Adattato dal fumetto “La Grande Odalisca” di Bastien Vivès, Le ladre di Mélanie Laurent è, più che un buon film di spionaggio, un ottimo racconto di un’amicizia femminile. Con Laurent stessa nei panni di una simil Bond girl da un passato misterioso, Adèle Exarchopoulos come la sua spalla e controparte vulcanica e Manon Bresch nel ruolo della novellina da formare, Le ladre funziona e appassiona non certo per la trama (decisamente banale) ma in virtù delle sue attrici e della fresca vitalità dei loro personaggi (la coppia Laurent/Exarchopoulos), inquadrate tra lo stereotipo spy e il ritratto personale con un’ironia e una dolcezza che superano ogni pretesa di trama.
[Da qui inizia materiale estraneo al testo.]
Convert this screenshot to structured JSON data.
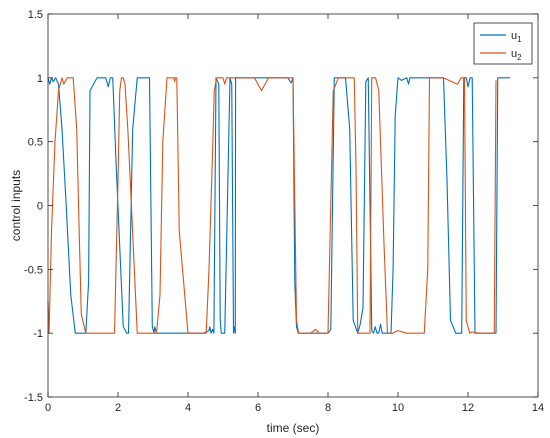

La storia (scritta da Cédric Anger, Christophe Deslandes e Jérôme Mulot) non potrebbe essere più tipica: due ladre professioniste specializzate nel furto di diamanti decidono di smettere con i rischi di quella vita per provare a essere “normali”, ma la loro cattiva madrina (Isabelle Adjani) mette loro i bastoni fra le ruote. Convinte a fare un ultimo grande colpo, Carole ed Alex e la nuova alleata Sam daranno il tutto per tutto per provare ad essere libere.

La volontà di riscatto guidata dall’obiettivo di diventare comuni è una delle caratteristiche più ricorrenti dello spy/action, genere giocato sulla performatività del fisico quanto sui dilemmi morali di un’identità divisa tra due stili di vita. Le ladre gioca su questo terreno facendo piuttosto goffamente la parte performativa (le scene di inseguimento e di azione vera e propria sono lente, poco dinamiche, poco inventive) ma compensando alla grande con il bel dualismo che crea tra donne altamente funzionali sul lavoro quanto sensibili, problematiche e sentimentalmente deboli nel privato. Si tratta di una contraddizione che sta solo nei termini e che Le ladre tira fuori dallo stereotipo narrativo (o si è forti o si è sensibili) a favore di una femminilità raccontata nelle sue dinamiche relazionali, come forza di gruppo dove ogni singolo carattere aggiunge qualcosa ma necessita delle compagne per arrivare al suo massimo potenziale.

Il dilemma identitario di Le ladre è, in questo senso, una carta falsa: loro sanno già chi vogliono essere, ciò che le divide dall’obiettivo è il mero percorso, l’ostacolo è pratico e ha spesso sembianze maschili. Gli uomini sono in Le ladre “pupazzi “che servono ad evidenziare i tratti delle protagoniste, sono funzioni narrative o avversari da battere ma mai bersagli retorici. Alex, anzi, alterna la sua freddezza da cecchino con un desiderio sfrenato di innamorarsi, di essere debole, per cui la presenza maschile è essenziale. Ad ogni modo il villain è una donna, la vera battaglia si gioca tra di loro - il resto è accessorio.

Le ladre trova quindi il suo equilibrio e il suo senso nelle continue e piccole variazioni che innesta nella struttura tipica del genere: molto più nei personaggi e nel tema che nella trama (guidata dal solo conflitto esterno, perché le protagoniste sanno già chi sono e cosa vogliono fin dall’inizio - devono solo ottenerlo), il film di Laurent propone una buona variazione sul tema della retorica bondiana, creando un suo piccolo universo che, volendo, si apre alla serializzazione.